Die Naturschützer fordern, sich nicht zu sehr auf eine Technologie zu versteifen. Noch längst nicht ausgeschöpfte große Möglichkeiten sehen sie zum Beispiel in dem weiteren Ausbau der Fotovoltaik. Allein beim Landkreis und den Kommunen seien da noch riesige Dach- und Fassadenflächen ungenutzt. Auch an Bahnhöfen könnten bereits asphaltierte Parkplätze überdacht und mit Fotovoltaik bestückt werden. Das sei zum Beispiel in Bebra schon angedacht worden.

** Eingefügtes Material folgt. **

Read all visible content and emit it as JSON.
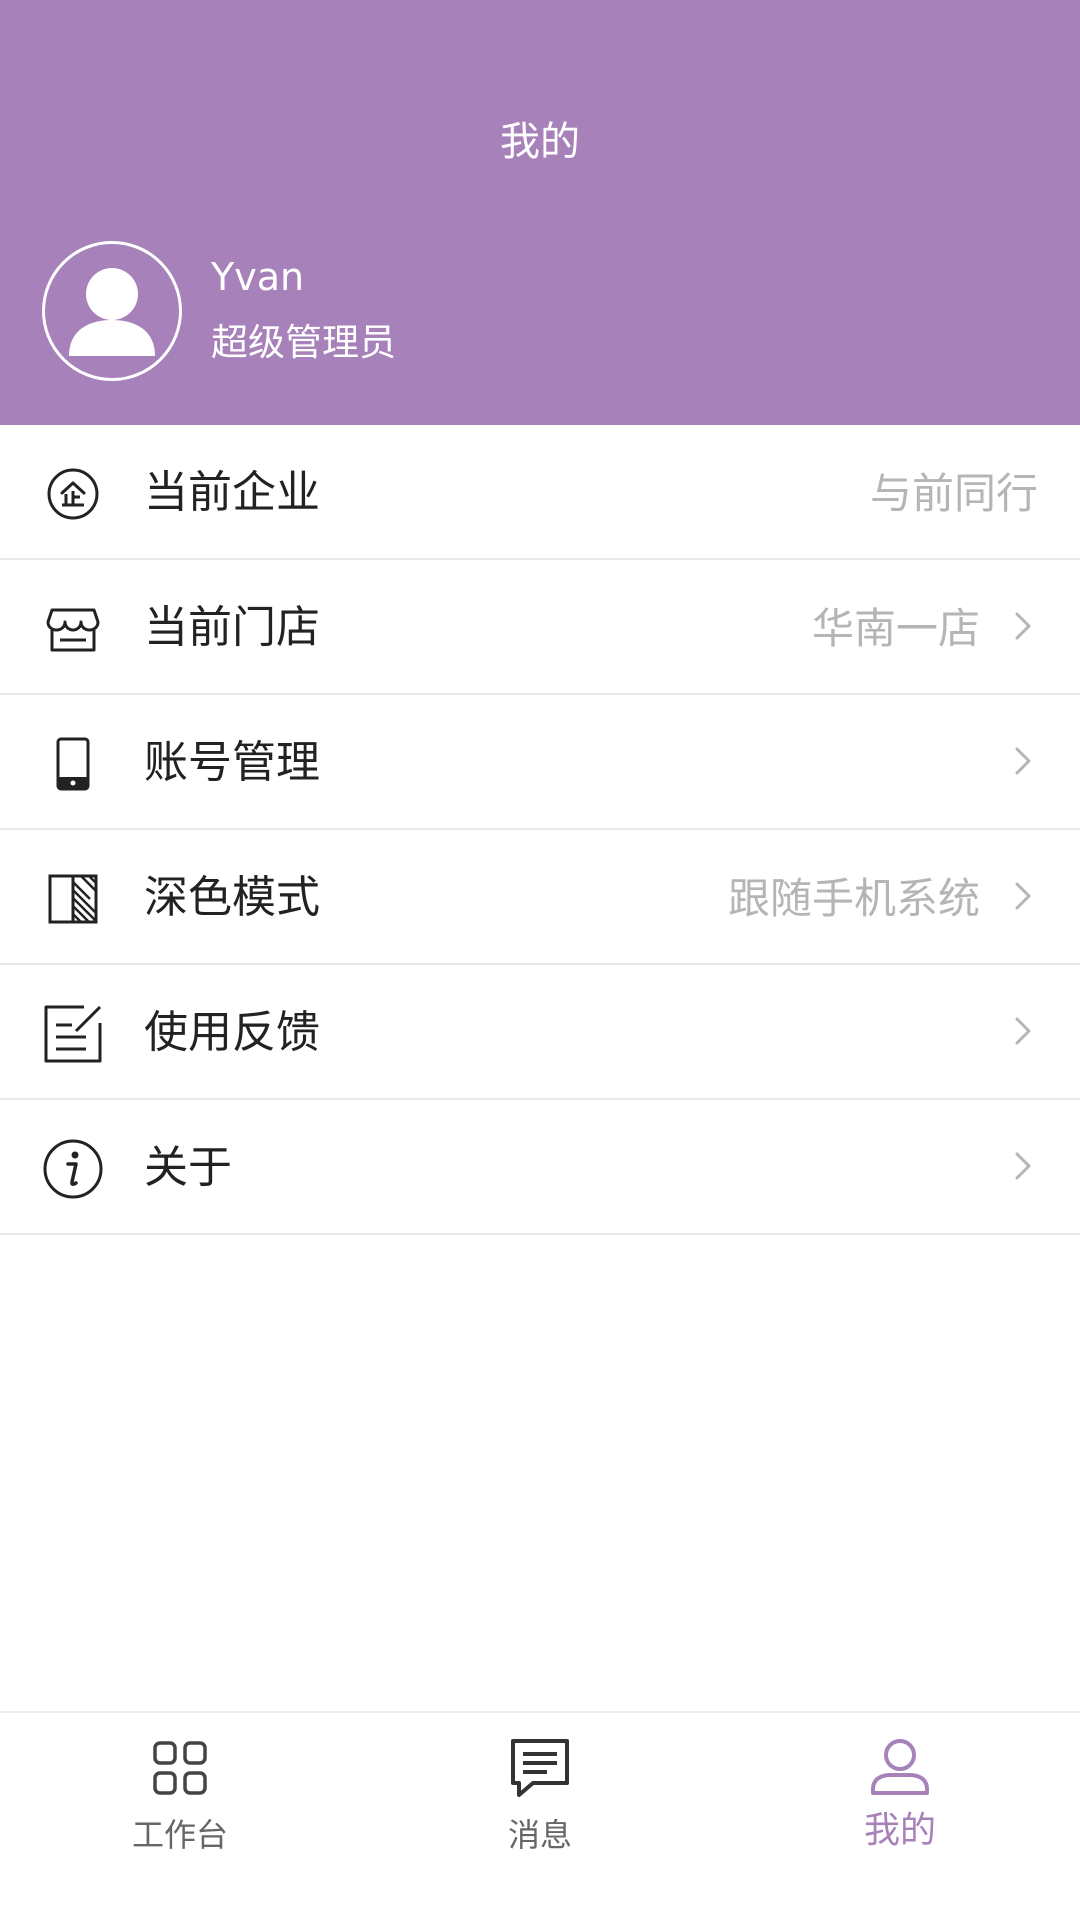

Auch müsse geprüft werden, ob der Einsatz anderer Formen von Windrädern, die erheblich kleiner seien, sinnvoll sei.
Die Verantwortung für die Entwicklung in Hessen schieben sie nicht allein der Landespolitik in die Schuhe. Natürlich gebe es auch Druck aus Berlin, die Energiewende umzusetzen, und Druck aus Wiesbaden vom Umwelt- und Wirtschaftsministerium.
„Die Hessische Landesregierung in Wiesbaden stellt jetzt nur scharf, was im Regionalparlament in Kassel schon längst vorbereitet und mehrheitlich beschlossen worden war“, sagt Dieter Gothe.
Von ihren Verbandsspitzen erwarten die Naturschützer eine „Rückkehr zum Kerngeschäft und ein Ende der Alleingänge.“ Sie fordern, dass ihre Expertise berücksichtigt wird. „Man muss auch mal Nein sagen zu einem Bauvorhaben, weil vor Ort gewichtige Gründe dafür zusammengetragen worden sind.“ (René Dupont)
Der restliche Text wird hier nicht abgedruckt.